S.C.O.R.E. is an acronym for Self-Discipline, Concentration, Optimism, Relaxation and Enjoyment. When you can have all 5 of these working for you living in the Zone is possible. The Zone is where true champions reside…so if you are looking for tips this book is worth the read. We like it since it isn’t preachy and has simple tests to take along the way that helps light the path.

Here is a sample exercise to determine the power of the NOW. We did this with our team last week…easy and powerful. Give your athletes a small ball – we used tennis balls. Ask them to toss it into the air once about three or four feet high and then catch it. They all will. Now ask them to do three in a row. They will be successful. Now ask them to do it, first once and then three times with the other hand. They will be successful. Ask them if they were thinking about anything else – as in, what if I don’t, or is the person next to me doing a better job than I am, or what if my parent knew I might drop it, or my coach…etc. you get the idea. You weren’t thinking about dinner or homework. If you live in the present with concentration, your chances for success go way up.

The other recommendation is by Daniel Coyle, author of The Talent Code. His follow-up book is The Little Book of Talent, subtitled 52 Tips for Improving Your Skills. This is perfect for any coach or athlete, teacher or student. The tips are a small page or two and you can easily apply them to your daily workouts and your coaching.

A couple of Tips…#26 Slow It Down (Even Slower Than You Think). He writes, “Ben Hogan, considered to have perhaps the most technically sound golf swing in the history of the game, routinely practiced so slowly that when he finally contacted the ball, it moved about an inch. As the saying goes, ‘It’s not how fast you can do it. It’s how slowly you can do it correctly.’”
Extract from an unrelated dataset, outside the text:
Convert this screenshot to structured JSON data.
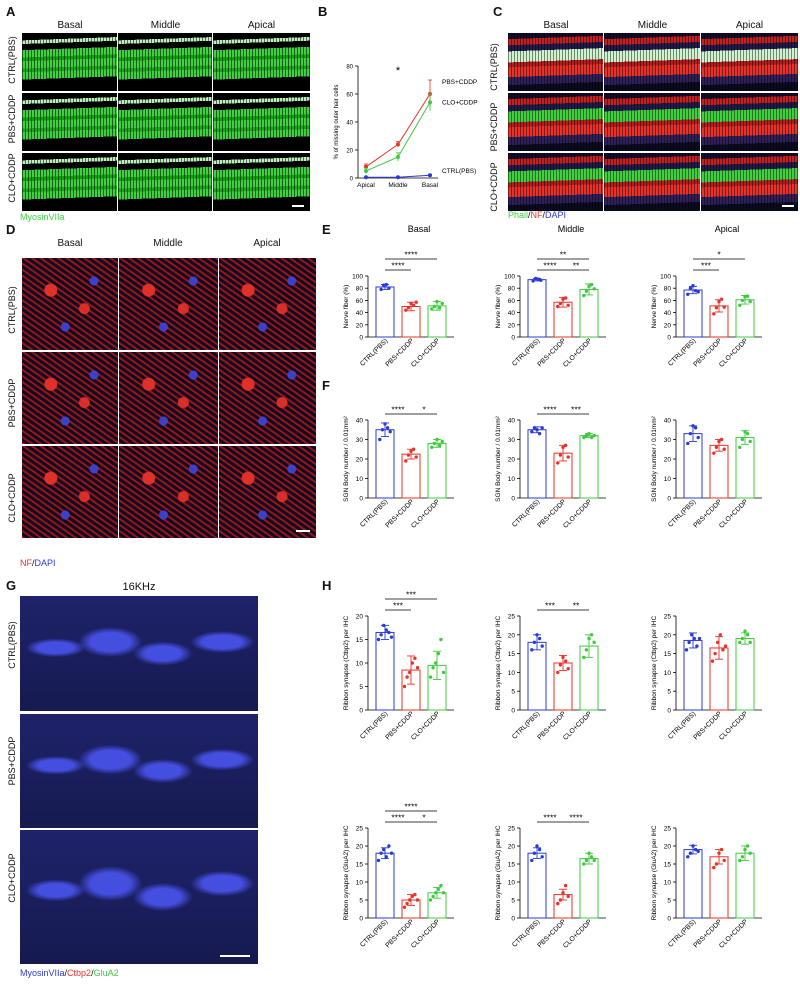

And this from Tip 22 Pay Attention Immediately After You Make A Mistake. He writes on this subject, “most of us are allergic to mistakes. When we make one, our every instinct urges us to look away, ignore it and pretend it didn’t happen. This is not good because as we’ve seen, mistakes are our guideposts for improvement…Take mistakes seriously, but never personally.”

Tip 27 Close Your Eyes. We will swim with our eyes closed tomorrow.

Have a great week in and out of the pool!